The /persist filesystem is marked neededForBoot = true so it is available during early boot before the wipe completes.

What the framework persists

System-level (/persist)

PathPurpose
/etc/nixosNixOS configuration
/etc/NetworkManager/system-connectionsWiFi/VPN connections
/var/lib/systemdsystemd state (timers, journals)
/var/lib/nixosNixOS UID/GID maps
/var/logSystem logs
/etc/machine-idStable machine identity (file)

User-level (/persist via Home Manager)

The framework persists common user paths. Fleet repos extend this list with their own application state via scope-aware persistence (see below).

PathPurpose
.keysEncryption/decryption keys
.local/share/nixNix user state
.ssh/known_hostsSSH known hosts (file)

The framework also persists paths for tools included in the base scope (shell history, plugin state, CLI auth). See modules/scopes/_impermanence.nix for the full list.

User-level mounts are hidden (hideMounts = true) to keep ls output clean.

Service-level (auto-persist)

The agent and control plane modules automatically persist their state directories when impermanence is enabled:

  • Agent: /var/lib/nixfleet (SQLite state database)
  • Control plane: /var/lib/nixfleet-cp (SQLite state database)

No manual configuration needed. The service modules detect nixfleet.impermanence.enable and add the persist entries.

Scope-aware persistence

Persist paths belong next to the program they support, not in a centralized list.
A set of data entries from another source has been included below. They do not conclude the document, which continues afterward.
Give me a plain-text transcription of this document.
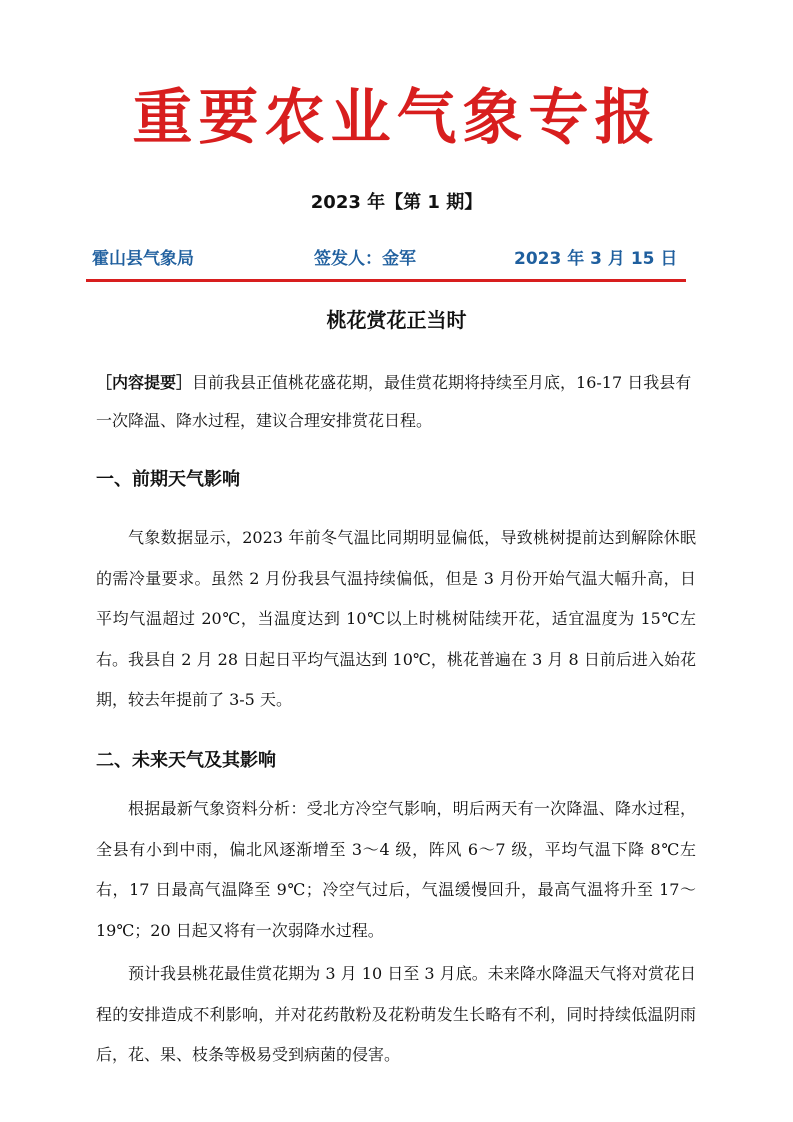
重要农业气象专报
2023 年【第 1 期】
霍山县气象局	签发人：金军	2023 年 3 月 15 日
桃花赏花正当时
［内容提要］目前我县正值桃花盛花期，最佳赏花期将持续至月底，16-17 日我县有一次降温、降水过程，建议合理安排赏花日程。
一、前期天气影响
气象数据显示，2023 年前冬气温比同期明显偏低，导致桃树提前达到解除休眠的需冷量要求。虽然 2 月份我县气温持续偏低，但是 3 月份开始气温大幅升高，日平均气温超过 20℃，当温度达到 10℃以上时桃树陆续开花，适宜温度为 15℃左右。我县自 2 月 28 日起日平均气温达到 10℃，桃花普遍在 3 月 8 日前后进入始花期，较去年提前了 3-5 天。
二、未来天气及其影响
根据最新气象资料分析：受北方冷空气影响，明后两天有一次降温、降水过程，全县有小到中雨，偏北风逐渐增至 3～4 级，阵风 6～7 级，平均气温下降 8℃左右，17 日最高气温降至 9℃；冷空气过后，气温缓慢回升，最高气温将升至 17～19℃；20 日起又将有一次弱降水过程。
预计我县桃花最佳赏花期为 3 月 10 日至 3 月底。未来降水降温天气将对赏花日程的安排造成不利影响，并对花药散粉及花粉萌发生长略有不利，同时持续低温阴雨后，花、果、枝条等极易受到病菌的侵害。
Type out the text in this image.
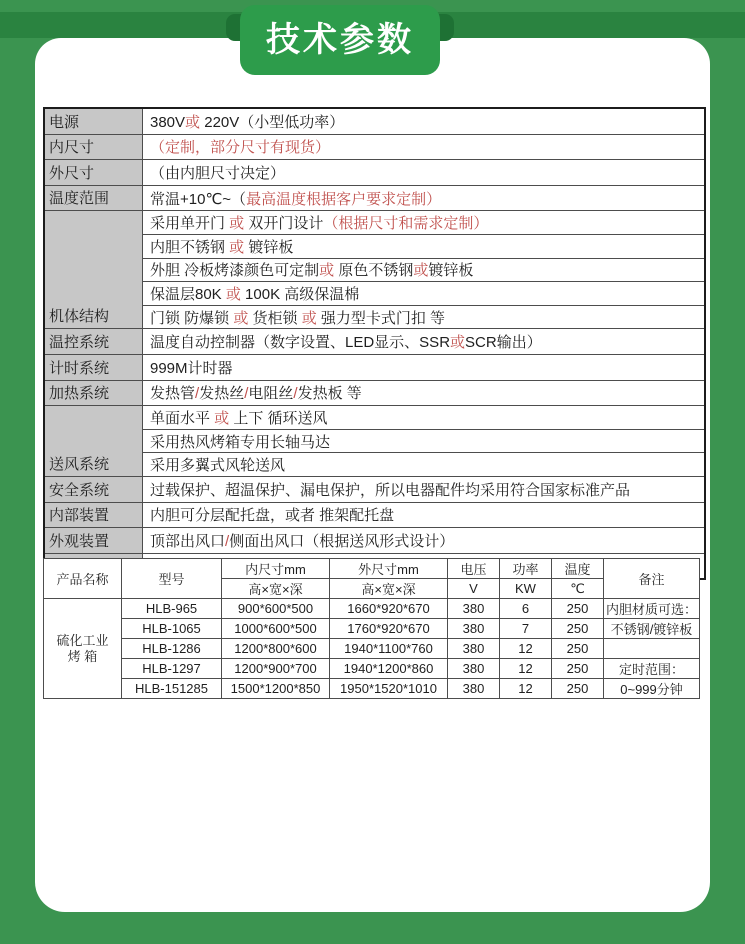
技术参数
电源	380V或 220V（小型低功率）
内尺寸	（定制，部分尺寸有现货）
外尺寸	（由内胆尺寸决定）
温度范围	常温+10℃~（最高温度根据客户要求定制）
机体结构	采用单开门 或 双开门设计（根据尺寸和需求定制）
	内胆不锈钢 或 镀锌板
	外胆 冷板烤漆颜色可定制或 原色不锈钢或镀锌板
	保温层80K 或 100K 高级保温棉
	门锁 防爆锁 或 货柜锁 或 强力型卡式门扣 等
温控系统	温度自动控制器（数字设置、LED显示、SSR或SCR输出）
计时系统	999M计时器
加热系统	发热管/发热丝/电阻丝/发热板 等
送风系统	单面水平 或 上下 循环送风
	采用热风烤箱专用长轴马达
	采用多翼式风轮送风
安全系统	过载保护、超温保护、漏电保护，所以电器配件均采用符合国家标准产品
内部装置	内胆可分层配托盘，或者 推架配托盘
外观装置	顶部出风口/侧面出风口（根据送风形式设计）

产品名称	型号	内尺寸mm	外尺寸mm	电压	功率	温度	备注
		高×宽×深	高×宽×深	V	KW	℃	
硫化工业
烤 箱	HLB-965	900*600*500	1660*920*670	380	6	250	内胆材质可选：
	HLB-1065	1000*600*500	1760*920*670	380	7	250	不锈钢/镀锌板
	HLB-1286	1200*800*600	1940*1100*760	380	12	250	
	HLB-1297	1200*900*700	1940*1200*860	380	12	250	定时范围：
	HLB-151285	1500*1200*850	1950*1520*1010	380	12	250	0~999分钟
When you write a scope that installs a program with state, co-locate the persist declaration:

{config, lib, pkgs, ...}: let
  hS = config.hostSpec;
in {
  config = lib.mkIf hS.isGraphical {
    programs.firefox.enable = true;

    # Persist Firefox profile alongside its config
    home.persistence."/persist" = lib.mkIf config.nixfleet.impermanence.enable {
      directories = [".mozilla/firefox"];
    };
  };
}

This prevents the persistence list from drifting out of sync with installed programs.

Opting in

Enable nixfleet.impermanence.enable (or use a role that sets it) and use a btrfs disk layout with separate persist subvolumes:

nixfleet.lib.mkHost {
  hostName = "myhost";
  platform = "x86_64-linux";
  hostSpec = {
    userName = "alice";
  };
  modules = [
    nixfleet-scopes.scopes.roles.workstation
    { nixfleet.impermanence.enable = true; }
    # Use the framework's btrfs-impermanence disko template
    nixfleet.diskoTemplates.btrfs-impermanence
    ./hardware-configuration.nix
  ];
}

The framework provides two disko templates:

  • diskoTemplates.btrfs - standard btrfs layout without impermanence
  • diskoTemplates.btrfs-impermanence - btrfs layout with @root, @persist, and @nix subvolumes

Ownership and activation

The framework runs an activation script that ensures /persist/home/<userName> exists with correct ownership. If a .keys directory exists in the persist home, it is recursively chowned to the primary user.